Avec ce prix en pleine crise climatique, le comité Nobel récompense les travaux fondateurs de Syukuro Manabe sur l’effet de serre dans les années 1960, par lesquels il a montré que les niveaux de CO2 dans l’atmosphère correspondaient à la hausse des températures terrestres. Quant à l’Allemand Hasselmann, il est honoré pour être parvenu à établir des modèles climatiques fiables malgré les grandes variations météorologiques.

L’autre moitié du prix revient à Parisi, 73 ans, « pour la découverte de l’interaction du désordre et des fluctuations dans les systèmes physiques de l’échelle atomique à planétaire ». Ses travaux ardus ont été parmi « les contributions les plus importantes » à la théorie dite des « systèmes complexes ».

 

Verres de spin

L’autre moitié du prix Nobel a été décernée à Giorgio Parisi.

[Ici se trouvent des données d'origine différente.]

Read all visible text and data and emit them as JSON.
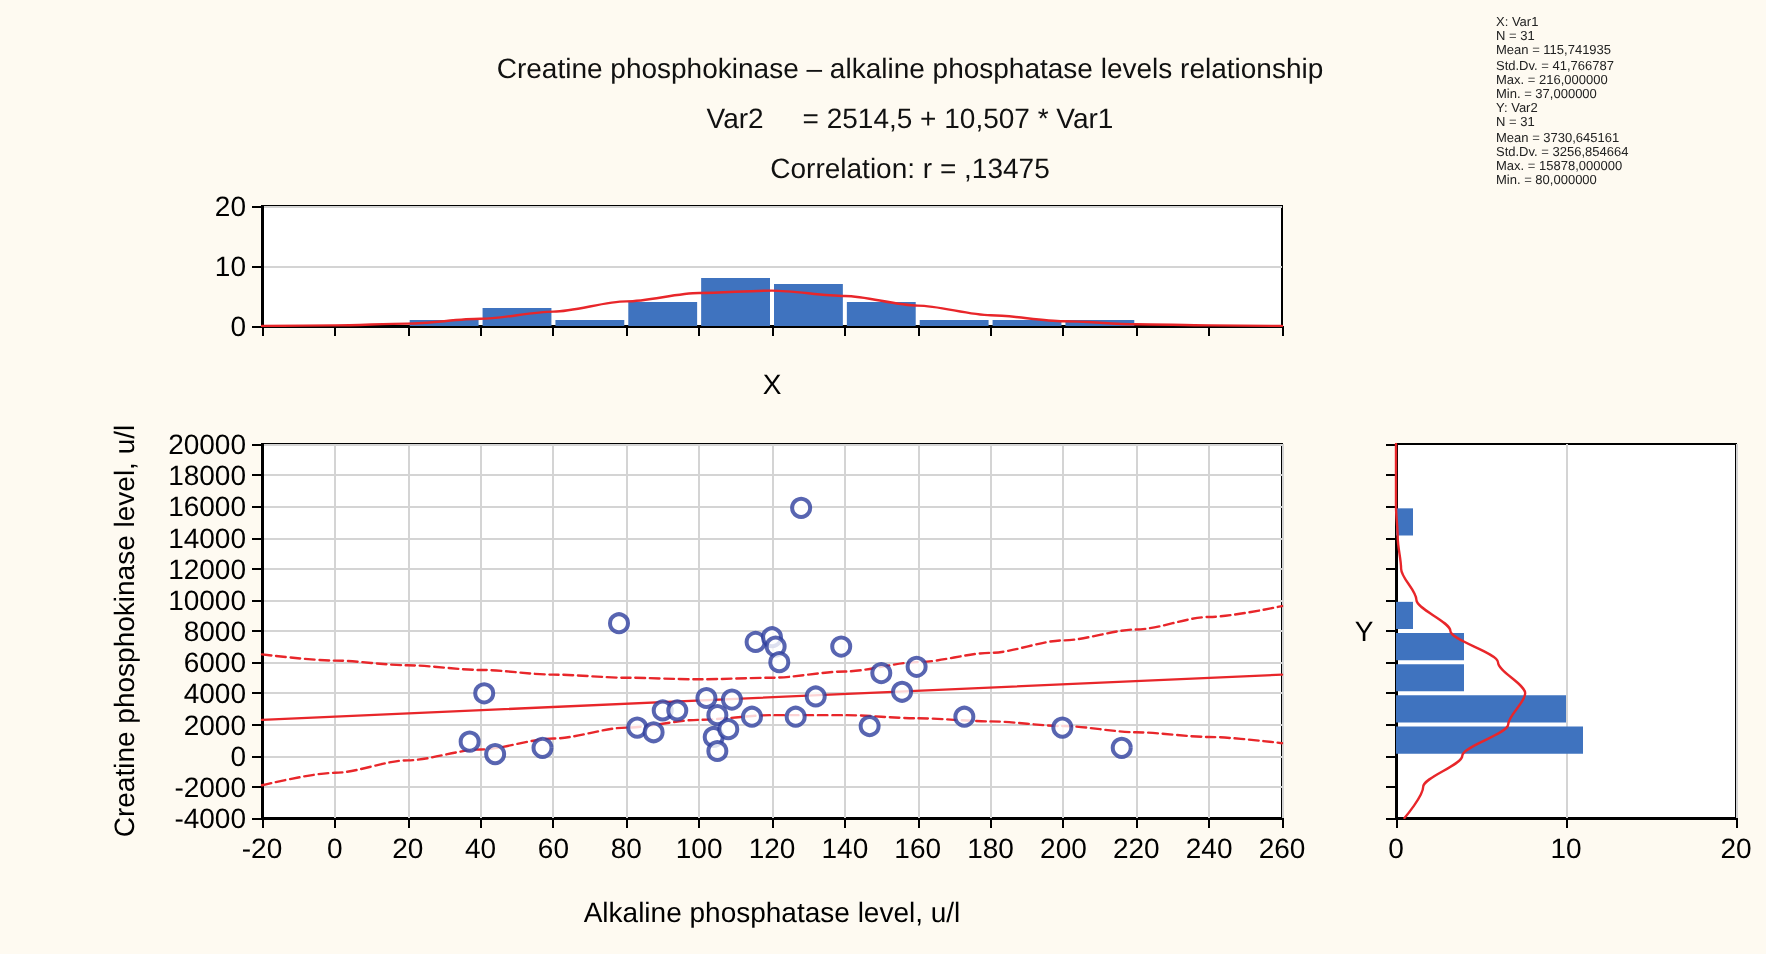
{
  "chart_data": [
    {
      "type": "histogram",
      "title": "Creatine phosphokinase – alkaline phosphatase levels relationship",
      "subtitle": "Var2     = 2514,5 + 10,507 * Var1",
      "annotations": [
        "Correlation: r = ,13475"
      ],
      "xlabel": "X",
      "xlim": [
        -20,
        260
      ],
      "xticks": [
        -20,
        0,
        20,
        40,
        60,
        80,
        100,
        120,
        140,
        160,
        180,
        200,
        220,
        240,
        260
      ],
      "ylim": [
        0,
        20
      ],
      "yticks": [
        0,
        10,
        20
      ],
      "tick_labels": "y",
      "grid": "y",
      "bins": [
        20,
        40,
        60,
        80,
        100,
        120,
        140,
        160,
        180,
        200,
        220
      ],
      "series": [
        {
          "type": "histogram",
          "color": "#3f73bf",
          "values": [
            1,
            3,
            1,
            4,
            8,
            7,
            4,
            1,
            1,
            1
          ]
        },
        {
          "type": "line",
          "color": "#e8262a",
          "x": [
            -20,
            0,
            20,
            40,
            60,
            80,
            100,
            120,
            140,
            160,
            180,
            200,
            220,
            240,
            260
          ],
          "values": [
            0.0,
            0.1,
            0.4,
            1.2,
            2.4,
            4.1,
            5.5,
            5.9,
            5.0,
            3.4,
            1.8,
            0.8,
            0.3,
            0.1,
            0.0
          ]
        }
      ]
    },
    {
      "type": "other",
      "annotations": [
        "X:  Var1",
        "N = 31",
        "Mean = 115,741935",
        "Std.Dv. = 41,766787",
        "Max. = 216,000000",
        "Min. = 37,000000",
        "Y:  Var2",
        "N = 31",
        "Mean = 3730,645161",
        "Std.Dv. = 3256,854664",
        "Max. = 15878,000000",
        "Min. = 80,000000"
      ]
    },
    {
      "type": "scatter",
      "xlabel": "Alkaline phosphatase level, u/l",
      "ylabel": "Creatine phosphokinase level, u/l",
      "xlim": [
        -20,
        260
      ],
      "xticks": [
        -20,
        0,
        20,
        40,
        60,
        80,
        100,
        120,
        140,
        160,
        180,
        200,
        220,
        240,
        260
      ],
      "ylim": [
        -4000,
        20000
      ],
      "yticks": [
        -4000,
        -2000,
        0,
        2000,
        4000,
        6000,
        8000,
        10000,
        12000,
        14000,
        16000,
        18000,
        20000
      ],
      "grid": true,
      "marker": "circle",
      "series": [
        {
          "type": "scatter",
          "color": "#2e3f9e",
          "x": [
            37,
            41,
            44,
            57,
            78,
            83,
            87.5,
            90,
            94,
            102,
            104,
            105,
            105,
            108,
            109,
            114.5,
            115.5,
            120,
            121,
            122,
            126.5,
            128,
            132,
            139,
            146.8,
            150,
            155.7,
            159.7,
            172.8,
            199.7,
            216
          ],
          "values": [
            900,
            4000,
            100,
            500,
            8500,
            1800,
            1500,
            2900,
            2900,
            3700,
            1200,
            2600,
            300,
            1700,
            3600,
            2500,
            7300,
            7600,
            7000,
            6000,
            2500,
            15900,
            3800,
            7000,
            1900,
            5300,
            4100,
            5700,
            2500,
            1800,
            500
          ]
        },
        {
          "type": "line",
          "color": "#e8262a",
          "line_style": "solid",
          "marker": "none",
          "x": [
            -20,
            260
          ],
          "values": [
            2300,
            5200
          ]
        },
        {
          "type": "line",
          "color": "#e8262a",
          "line_style": "dashed",
          "marker": "none",
          "x": [
            -20,
            0,
            20,
            40,
            60,
            80,
            100,
            120,
            140,
            160,
            180,
            200,
            220,
            240,
            260
          ],
          "values": [
            6500,
            6100,
            5800,
            5500,
            5200,
            5000,
            4900,
            5000,
            5400,
            6000,
            6600,
            7400,
            8100,
            8900,
            9600
          ]
        },
        {
          "type": "line",
          "color": "#e8262a",
          "line_style": "dashed",
          "marker": "none",
          "x": [
            -20,
            0,
            20,
            40,
            60,
            80,
            100,
            120,
            140,
            160,
            180,
            200,
            220,
            240,
            260
          ],
          "values": [
            -1900,
            -1100,
            -300,
            400,
            1100,
            1800,
            2300,
            2600,
            2600,
            2400,
            2200,
            1900,
            1500,
            1200,
            800
          ]
        }
      ]
    },
    {
      "type": "histogram",
      "orientation": "horizontal",
      "ylabel": "Y",
      "xlim": [
        0,
        20
      ],
      "xticks": [
        0,
        10,
        20
      ],
      "ylim": [
        -4000,
        20000
      ],
      "yticks": [
        -4000,
        -2000,
        0,
        2000,
        4000,
        6000,
        8000,
        10000,
        12000,
        14000,
        16000,
        18000,
        20000
      ],
      "tick_labels": "x",
      "grid": "x",
      "bins": [
        0,
        2000,
        4000,
        6000,
        8000,
        10000,
        12000,
        14000,
        16000
      ],
      "series": [
        {
          "type": "histogram",
          "color": "#3f73bf",
          "values": [
            11,
            10,
            4,
            4,
            1,
            0,
            0,
            1
          ]
        },
        {
          "type": "line",
          "color": "#e8262a",
          "x": [
            -4000,
            -2000,
            0,
            2000,
            4000,
            6000,
            8000,
            10000,
            12000,
            14000,
            16000,
            18000,
            20000
          ],
          "values": [
            0.5,
            1.6,
            3.9,
            6.6,
            7.6,
            6.0,
            3.2,
            1.2,
            0.3,
            0.1,
            0.0,
            0.0,
            0.0
          ]
        }
      ]
    }
  ]
}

Le chercheur italien “a découvert des modèles cachés dans des matériaux complexes désordonnés”, précise le comité Nobel. “Ses découvertes comptent parmi les plus importantes contributions à la théorie des systèmes complexes. Elles permettent de comprendre et de décrire de nombreux matériaux et phénomènes complexes différents et apparemment totalement aléatoires, non seulement en physique mais aussi dans d’autres domaines très différents, comme les mathématiques, la biologie, les neurosciences et l’apprentissage automatique”.

Dans l’attente des Nobel de littérature et de la paix

La prestigieuse récompense est la deuxième de la saison après le Nobel de médecine, qui a été décerné lundi à deux spécialistes du système nerveux et du toucher, les Américains David Julius et Ardem Patapoutian, dont les travaux ont ouvert la voie pour combattre les douleurs chroniques.

La Hongroise Katalin Kariko et l’Américain Drew Weissman, pionniers des vaccins à ARN messager, qui figuraient parmi les favoris, pourraient avoir une deuxième chance, en chimie mercredi.

Le prix de littérature, événement le plus attendu du grand public avec le Nobel de la paix, le vendredi à Oslo, sera, lui, annoncé jeudi par l’Académie suédoise. Quant à la paix, le prix est particulièrement ouvert cette année, avec parmi les favoris des organisations défendant la liberté de la presse ou encore l’opposante biélorusse Svetlana Tsikhanovskaïa. Le prix d’économie, de création plus récente, clôturera la saison lundi.